Recovery court administrator Adrien Byrd and Superior Court Judge Sohail Mohammed, who presides over criminal courts in Passaic County, praised the graduates for completing the rigorous program.

Pacifico said that through the court initiative she started attending 12-step meetings. The road to recovery was difficult but well worth the effort, she said. Being drug-free has opened exciting horizons in her life, she added.

Pacifico said she now lives with her youngest daughter, 8-year-old Amiera, and often spends time with the daughter whom authorities took away during her addiction: Amiya, who is now 20.

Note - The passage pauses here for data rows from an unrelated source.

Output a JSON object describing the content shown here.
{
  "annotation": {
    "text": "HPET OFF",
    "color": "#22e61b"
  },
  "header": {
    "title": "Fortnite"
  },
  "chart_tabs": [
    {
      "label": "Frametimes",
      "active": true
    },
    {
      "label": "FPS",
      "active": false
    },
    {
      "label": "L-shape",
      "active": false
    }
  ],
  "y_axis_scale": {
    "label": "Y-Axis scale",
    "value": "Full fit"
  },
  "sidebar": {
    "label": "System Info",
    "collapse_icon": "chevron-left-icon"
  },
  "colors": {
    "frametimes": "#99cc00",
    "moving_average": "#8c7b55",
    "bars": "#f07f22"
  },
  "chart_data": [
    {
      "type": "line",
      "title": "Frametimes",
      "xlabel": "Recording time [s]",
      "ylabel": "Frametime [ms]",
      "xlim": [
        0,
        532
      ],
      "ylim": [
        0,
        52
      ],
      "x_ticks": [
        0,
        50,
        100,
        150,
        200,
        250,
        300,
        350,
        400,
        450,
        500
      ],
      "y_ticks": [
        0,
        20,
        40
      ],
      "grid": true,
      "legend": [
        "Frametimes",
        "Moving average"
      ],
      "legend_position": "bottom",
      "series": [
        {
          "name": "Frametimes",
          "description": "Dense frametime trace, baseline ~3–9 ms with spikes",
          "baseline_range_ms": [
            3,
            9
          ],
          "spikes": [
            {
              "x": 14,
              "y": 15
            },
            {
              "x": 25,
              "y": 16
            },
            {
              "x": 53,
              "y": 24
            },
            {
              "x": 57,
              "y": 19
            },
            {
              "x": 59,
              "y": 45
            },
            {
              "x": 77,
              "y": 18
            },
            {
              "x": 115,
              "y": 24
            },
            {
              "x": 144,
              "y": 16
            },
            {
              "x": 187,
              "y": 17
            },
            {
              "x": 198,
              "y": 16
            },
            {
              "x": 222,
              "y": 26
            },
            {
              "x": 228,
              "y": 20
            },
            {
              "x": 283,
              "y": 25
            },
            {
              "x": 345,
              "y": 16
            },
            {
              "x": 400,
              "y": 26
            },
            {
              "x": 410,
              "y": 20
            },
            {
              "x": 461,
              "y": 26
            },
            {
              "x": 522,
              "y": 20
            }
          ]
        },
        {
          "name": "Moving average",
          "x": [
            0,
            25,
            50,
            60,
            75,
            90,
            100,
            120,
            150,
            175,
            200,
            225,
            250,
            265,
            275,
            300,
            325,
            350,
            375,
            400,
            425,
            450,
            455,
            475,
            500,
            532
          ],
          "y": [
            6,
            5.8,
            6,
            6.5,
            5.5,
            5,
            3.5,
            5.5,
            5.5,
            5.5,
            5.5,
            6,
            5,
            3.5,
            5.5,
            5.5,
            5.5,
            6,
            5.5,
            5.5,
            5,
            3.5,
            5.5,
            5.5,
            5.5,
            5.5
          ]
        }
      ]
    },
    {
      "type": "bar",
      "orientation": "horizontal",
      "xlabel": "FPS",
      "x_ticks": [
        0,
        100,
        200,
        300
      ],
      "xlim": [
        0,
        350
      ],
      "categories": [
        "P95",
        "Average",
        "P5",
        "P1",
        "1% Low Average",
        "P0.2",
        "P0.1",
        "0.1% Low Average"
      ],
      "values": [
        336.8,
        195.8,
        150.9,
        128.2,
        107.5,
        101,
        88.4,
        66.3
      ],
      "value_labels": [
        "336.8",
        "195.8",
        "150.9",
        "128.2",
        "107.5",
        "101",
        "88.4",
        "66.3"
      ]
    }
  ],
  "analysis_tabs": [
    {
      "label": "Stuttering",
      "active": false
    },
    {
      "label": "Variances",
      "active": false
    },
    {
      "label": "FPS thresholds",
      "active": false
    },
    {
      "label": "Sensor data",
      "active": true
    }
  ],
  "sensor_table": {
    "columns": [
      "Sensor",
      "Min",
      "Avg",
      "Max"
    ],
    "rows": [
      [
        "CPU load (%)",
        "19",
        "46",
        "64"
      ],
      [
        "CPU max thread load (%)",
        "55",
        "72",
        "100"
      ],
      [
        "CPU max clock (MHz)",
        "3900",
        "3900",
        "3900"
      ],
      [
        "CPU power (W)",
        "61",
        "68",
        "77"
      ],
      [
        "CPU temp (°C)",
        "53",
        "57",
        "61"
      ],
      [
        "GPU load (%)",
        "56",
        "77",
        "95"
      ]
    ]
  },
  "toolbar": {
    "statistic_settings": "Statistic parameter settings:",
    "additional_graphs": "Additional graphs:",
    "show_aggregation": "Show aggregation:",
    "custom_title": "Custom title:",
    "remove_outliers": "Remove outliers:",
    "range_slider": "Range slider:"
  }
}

“I have such a sense of relief,” Pacifico said. “Amiya and I go shopping or go out to eat together quite often. She can call me ‘Mom’ again. She is no longer embarrassed to be with me. She is very proud of me that I didn’t give up.”

Another recovery court graduate, 40-year-old James Chinnici, said he passed through the program in 2½ years.

“Some people take five years to graduate,” Chinnici said. “But I didn’t make any mistakes. All my fines are paid. I no longer have problems due to having prior sentences.”

During his speech, Chinnici paid special tribute to his mother, Debbie, who said he has always supported him.

Joseph Zonca told the audience how he moved from being incarcerated to owning a landscaping business due to the help and direction he received from recovery court.

“It’s been years since I walked through the doors and did a long stint at the Passaic County Jail,” Zonca said. “It’s amazing what you can do when you are clean and sober.”